Last weekend’s hostage taking at the Beth Israel Synagogue in Colleyville, Texas, appears at first sight to be fairly straightforward: it was an act of antisemitic terrorism, of the type that has become depressingly familiar to Jewish communities across the globe.
It was another reminder of the reason why we have tight security at synagogues, Jewish schools and our other communal buildings. It follows the devastating terrorist attacks on synagogues in Pittsburgh, Poway, Copenhagen and Halle in recent years. Visitors often comment on how hard it is to gain entry to synagogues, compared to churches or other places of worship: this is the reason why.

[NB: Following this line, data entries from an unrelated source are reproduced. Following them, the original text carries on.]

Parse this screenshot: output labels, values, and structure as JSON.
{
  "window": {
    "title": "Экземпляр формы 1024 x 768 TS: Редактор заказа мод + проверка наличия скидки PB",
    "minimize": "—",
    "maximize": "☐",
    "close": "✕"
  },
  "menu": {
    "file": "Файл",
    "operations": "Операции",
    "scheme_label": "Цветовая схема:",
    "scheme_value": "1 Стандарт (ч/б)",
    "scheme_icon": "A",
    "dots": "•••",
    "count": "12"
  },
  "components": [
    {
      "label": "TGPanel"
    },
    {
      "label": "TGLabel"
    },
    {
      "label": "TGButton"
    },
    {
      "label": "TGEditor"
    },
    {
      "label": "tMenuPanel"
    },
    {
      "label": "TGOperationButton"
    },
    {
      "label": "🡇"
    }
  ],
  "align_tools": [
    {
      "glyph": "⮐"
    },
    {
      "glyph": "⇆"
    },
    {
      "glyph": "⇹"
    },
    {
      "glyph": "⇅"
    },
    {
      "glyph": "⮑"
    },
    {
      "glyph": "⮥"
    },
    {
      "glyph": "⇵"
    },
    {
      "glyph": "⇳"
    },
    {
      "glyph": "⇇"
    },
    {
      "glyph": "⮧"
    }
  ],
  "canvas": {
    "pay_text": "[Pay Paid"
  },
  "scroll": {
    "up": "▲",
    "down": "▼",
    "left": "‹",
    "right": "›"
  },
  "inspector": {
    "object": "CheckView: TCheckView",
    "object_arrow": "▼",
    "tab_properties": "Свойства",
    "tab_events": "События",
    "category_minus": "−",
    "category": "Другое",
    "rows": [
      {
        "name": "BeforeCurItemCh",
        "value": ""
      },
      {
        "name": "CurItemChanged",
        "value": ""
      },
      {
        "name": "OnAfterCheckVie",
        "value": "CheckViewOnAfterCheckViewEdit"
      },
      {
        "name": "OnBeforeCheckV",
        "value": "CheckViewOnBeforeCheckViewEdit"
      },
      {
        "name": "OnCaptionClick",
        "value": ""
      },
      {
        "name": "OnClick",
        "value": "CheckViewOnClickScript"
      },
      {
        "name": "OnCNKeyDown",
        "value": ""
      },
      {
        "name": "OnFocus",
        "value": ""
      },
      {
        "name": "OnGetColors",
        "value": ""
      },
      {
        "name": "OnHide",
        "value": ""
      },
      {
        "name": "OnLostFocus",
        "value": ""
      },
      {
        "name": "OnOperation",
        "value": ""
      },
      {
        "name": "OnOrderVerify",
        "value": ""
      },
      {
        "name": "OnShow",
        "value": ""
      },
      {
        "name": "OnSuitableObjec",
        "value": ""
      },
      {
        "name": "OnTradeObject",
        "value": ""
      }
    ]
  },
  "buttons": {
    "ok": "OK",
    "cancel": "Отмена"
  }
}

This particular attack even appears to have a specific goal: to secure the freedom of Aafia Siddiqui, a Muslim woman linked to al-Qaeda and sentenced to 86 years in prison on various terrorism-related charges in 2010. Siddiqui is held in a Texan prison not far from Colleyville and it seems that her release was the sole demand of the hostage taker.
But you don’t have to look far beneath the surface to see that this particular attack is something of a puzzle. We may need to wait for the police investigation to uncover all the facts before truly understanding how Faisal Malik Akram from Blackburn ended up in the Beth Israel Synagogue in Texas last Shabbat.
If Akram’s goal was simply to take Jews hostage in a synagogue, there are many others closer to home that he could have chosen rather than flying 4,500 miles to do it.
Similarly, if Akram was part of a wider plot to secure Aafia Siddiqui’s freedom, there must be plenty of Islamist extremists or al-Qaeda supporters who live much closer to Texas and could have been recruited to carry out a hostage-taking, rather than relying on a middle-aged Muslim from Lancashire to fly in and do the job.
The question of why Akram chose to take hostages in a synagogue, rather than, say, a church or a school, seems to have puzzled some commentators. For others, it is quite simple: he did it because they were Jewish.
This last point is an assumption about Akram’s motives that is yet to be confirmed, but there is plenty of evidence of the antipathy towards Jews in parts of our Muslim communities. One large-scale survey of antisemitic attitudes in Britain, published in 2017 by CST and the Institute for Jewish Policy Research, found that British Muslims are significantly more likely than the general population to hold antisemitic attitudes – in fact antisemitic views are as common amongst British Muslims as they are amongst people who identify as very right wing politically – although it also showed that most British Muslims rejected antisemitism.
This survey also showed that levels of antisemitism are higher amongst people – Muslim or not – who hold strongly anti-Israel attitudes. It is not possible to say whether the antisemitism influences attitudes to Israel, or whether dislike of Israel fuels antisemitism; but whichever it is, we saw the impact of this mixture of anti-Israel hatred and antisemitism amongst British Muslims last May, when there was a huge spike in antisemitism in Britain during the conflict in Israel and Gaza.
Two thirds of antisemitic incident perpetrators for whom CST obtained a description during that month of conflict were of south Asian or Arab appearance, while just over a quarter were described as white – the reverse of what happens during a ‘normal’ period. Over 80 per cent of all antisemitic incidents that month involved language, imagery or behaviour linked to the conflict in Israel and Gaza. And while it would be wrong to assume that every incident perpetrator of south Asian or Arab appearance is a Muslim, when you put these statistics together they do suggest that antisemitism emanating from within our Muslim communities played a large part in driving the increase in antisemitism during that period.
This poses a challenge that goes beyond the immediate security lessons of how to keep a potential terrorist out of a synagogue. It is a challenge not just for Jews and for Muslims, but for everyone who understands the importance of building a harmonious and diverse society.